Barbara is a solid accompaniment to the other internationally successful film of recent years about the oppressiveness of the DDR regime, The Lives of Others, but very much its own creature. While the eventual softening of the main protagonist and denouement may be foreseeable, the route there is roundabout and takes unexpected turns, with the dialogue in the interplay between the two doctors in particular laced with a fine subtext and numerous scenes making subtle allusions to larger themes. Nina Hoss is also excellent as the lead, understatedly emoting the pain within.

8/10

Sherlock Holmes: A Game of Shadows (Guy Ritchie, 2011)

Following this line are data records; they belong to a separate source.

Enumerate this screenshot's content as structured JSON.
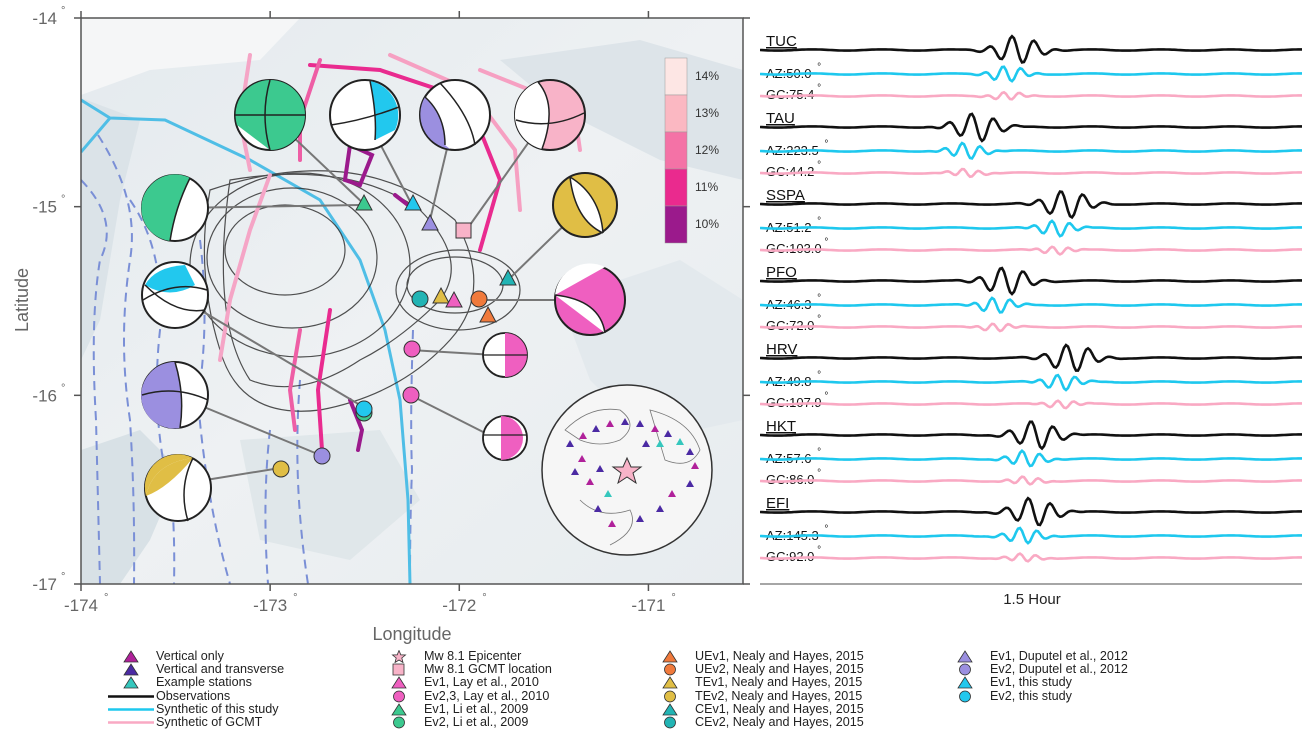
{
  "map": {
    "y_axis_label": "Latitude",
    "x_axis_label": "Longitude",
    "x_ticks": [
      {
        "value": -174,
        "label": "-174",
        "sup": "°"
      },
      {
        "value": -173,
        "label": "-173",
        "sup": "°"
      },
      {
        "value": -172,
        "label": "-172",
        "sup": "°"
      },
      {
        "value": -171,
        "label": "-171",
        "sup": "°"
      }
    ],
    "y_ticks": [
      {
        "value": -14,
        "label": "-14",
        "sup": "°"
      },
      {
        "value": -15,
        "label": "-15",
        "sup": "°"
      },
      {
        "value": -16,
        "label": "-16",
        "sup": "°"
      },
      {
        "value": -17,
        "label": "-17",
        "sup": "°"
      }
    ],
    "x_range": [
      -174,
      -170.5
    ],
    "y_range": [
      -17,
      -14
    ],
    "slip_colorbar": [
      {
        "label": "14%",
        "color": "#fde6e4"
      },
      {
        "label": "13%",
        "color": "#fbb8c2"
      },
      {
        "label": "12%",
        "color": "#f472a6"
      },
      {
        "label": "11%",
        "color": "#ea2a8e"
      },
      {
        "label": "10%",
        "color": "#9b1a8c"
      }
    ]
  },
  "waveforms": {
    "scale_label": "1.5 Hour",
    "colors": {
      "observed": "#111111",
      "synthetic_study": "#1ec8ee",
      "synthetic_gcmt": "#f9a9c3"
    },
    "stations": [
      {
        "name": "TUC",
        "az": "AZ:50.0",
        "gc": "GC:75.4",
        "deg": "°",
        "pulse": 0.45
      },
      {
        "name": "TAU",
        "az": "AZ:223.5",
        "gc": "GC:44.2",
        "deg": "°",
        "pulse": 0.3
      },
      {
        "name": "SSPA",
        "az": "AZ:51.2",
        "gc": "GC:103.0",
        "deg": "°",
        "pulse": 0.63
      },
      {
        "name": "PFO",
        "az": "AZ:46.3",
        "gc": "GC:72.0",
        "deg": "°",
        "pulse": 0.41
      },
      {
        "name": "HRV",
        "az": "AZ:49.8",
        "gc": "GC:107.9",
        "deg": "°",
        "pulse": 0.65
      },
      {
        "name": "HKT",
        "az": "AZ:57.6",
        "gc": "GC:86.0",
        "deg": "°",
        "pulse": 0.52
      },
      {
        "name": "EFI",
        "az": "AZ:145.3",
        "gc": "GC:92.0",
        "deg": "°",
        "pulse": 0.51
      }
    ]
  },
  "legend": {
    "columns": [
      [
        {
          "symbol": "triangle",
          "color": "#b0219a",
          "label": "Vertical only"
        },
        {
          "symbol": "triangle",
          "color": "#4b2aa3",
          "label": "Vertical and transverse"
        },
        {
          "symbol": "triangle",
          "color": "#35c7bd",
          "label": "Example stations"
        },
        {
          "symbol": "line",
          "color": "#111111",
          "label": "Observations"
        },
        {
          "symbol": "line",
          "color": "#1ec8ee",
          "label": "Synthetic of this study"
        },
        {
          "symbol": "line",
          "color": "#f9a9c3",
          "label": "Synthetic of GCMT"
        }
      ],
      [
        {
          "symbol": "star",
          "color": "#f8b3c8",
          "label": "Mw 8.1 Epicenter"
        },
        {
          "symbol": "square",
          "color": "#f8b3c8",
          "label": "Mw 8.1 GCMT location"
        },
        {
          "symbol": "triangle",
          "color": "#ef5fc0",
          "label": "Ev1, Lay et al., 2010"
        },
        {
          "symbol": "circle",
          "color": "#ef5fc0",
          "label": "Ev2,3, Lay et al., 2010"
        },
        {
          "symbol": "triangle",
          "color": "#3cc98f",
          "label": "Ev1, Li et al., 2009"
        },
        {
          "symbol": "circle",
          "color": "#3cc98f",
          "label": "Ev2, Li et al., 2009"
        }
      ],
      [
        {
          "symbol": "triangle",
          "color": "#f07a3c",
          "label": "UEv1, Nealy and Hayes, 2015"
        },
        {
          "symbol": "circle",
          "color": "#f07a3c",
          "label": "UEv2, Nealy and Hayes, 2015"
        },
        {
          "symbol": "triangle",
          "color": "#e0be45",
          "label": "TEv1, Nealy and Hayes, 2015"
        },
        {
          "symbol": "circle",
          "color": "#e0be45",
          "label": "TEv2, Nealy and Hayes, 2015"
        },
        {
          "symbol": "triangle",
          "color": "#22b4b4",
          "label": "CEv1, Nealy and Hayes, 2015"
        },
        {
          "symbol": "circle",
          "color": "#22b4b4",
          "label": "CEv2, Nealy and Hayes, 2015"
        }
      ],
      [
        {
          "symbol": "triangle",
          "color": "#9b8fe0",
          "label": "Ev1, Duputel et al., 2012"
        },
        {
          "symbol": "circle",
          "color": "#9b8fe0",
          "label": "Ev2, Duputel et al., 2012"
        },
        {
          "symbol": "triangle",
          "color": "#22c8ee",
          "label": "Ev1, this study"
        },
        {
          "symbol": "circle",
          "color": "#22c8ee",
          "label": "Ev2, this study"
        }
      ]
    ]
  }
}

Ritchie's sequel takes up the story with more of the same blend of comically tinged derring-do and improbable deductions, and it seems that after years of being ridiculed for his mockney gangster business, Ritchie has finally found his niche. It's much the same film as the first, even if there's a Moriarty lurking about, but this is no bad thing, since it ensures a rather stunningly realised Victorian London and crisp use of the Holmes bullet time technique. The chemistry is also nice between the fidgety Downey Jr. and Jude Law, who on showings like this is much better as a comic sidekick than as a stiff dramatic lead. There's far too much explosive action for Rathbone traditionalists, of course, but it rolls along entertainingly all the same.

6/10

The Dictator (Larry Charles, 2012)

The good call The Dictator makes is to give up on the device of Sacha Baron Cohen's faux-naif persona, duping members of the public, which was clearly running out of mileage even before Brüno. So one hand hand we do get a more standard comedy. On the other, the plot arc is exactly the same as before, with the title character arriving in America, ending up on the skids and then working to an epiphany of sorts. The problem here is two-fold: the deposed Third World despot is just not that funny a character, with the innate warmth of Baron Cohen's first few creations replaced by tasteless callousness and swearing, and there isn't nearly enough satire considering the wealth of real-world sociopathic buffoons that there is to draw from. A sprinkling of bon mots does not generate enough mirth to elevate the film to satisfying entertainment.

4/10

The Divide (Xavier Gens, 2011)

Armageddon days are here again and an assortment of characters find themselves stuck together in a cellar to weather the storm. As per regulations, there's the tough bastard, the sleazebags, the coward and the woman who has a nervous breakdown. The one thing they do all have in common is being thoroughly self-interested and as they lose the plot and go for each other while slowly dying of radiation, you really wish they'd just get on with it.

3/10

Avengers Assemble (Joss Whedon, 2012)

Chucking together the biggest superhero money-spinners that Sony hasn't managed to get its paws on and that comics had at least set the groundwork for in terms of background, Avengers Assemble promises much in the way of rollercoaster thrills and certainly delivers on an FX level, with a few character interaction interludes in the midst of the fray gamely trying to tie all the disparate personages together and give them all individual agendas. What the film really fails to do, though, with three demigod-powered types amongst a band of mere mortals, is convincingly give the lesser ones much of interest to contribute as Earth gets invaded by an army of aliens. The impending sequel will have to deal with the same problem and will probably also fail in the attempt.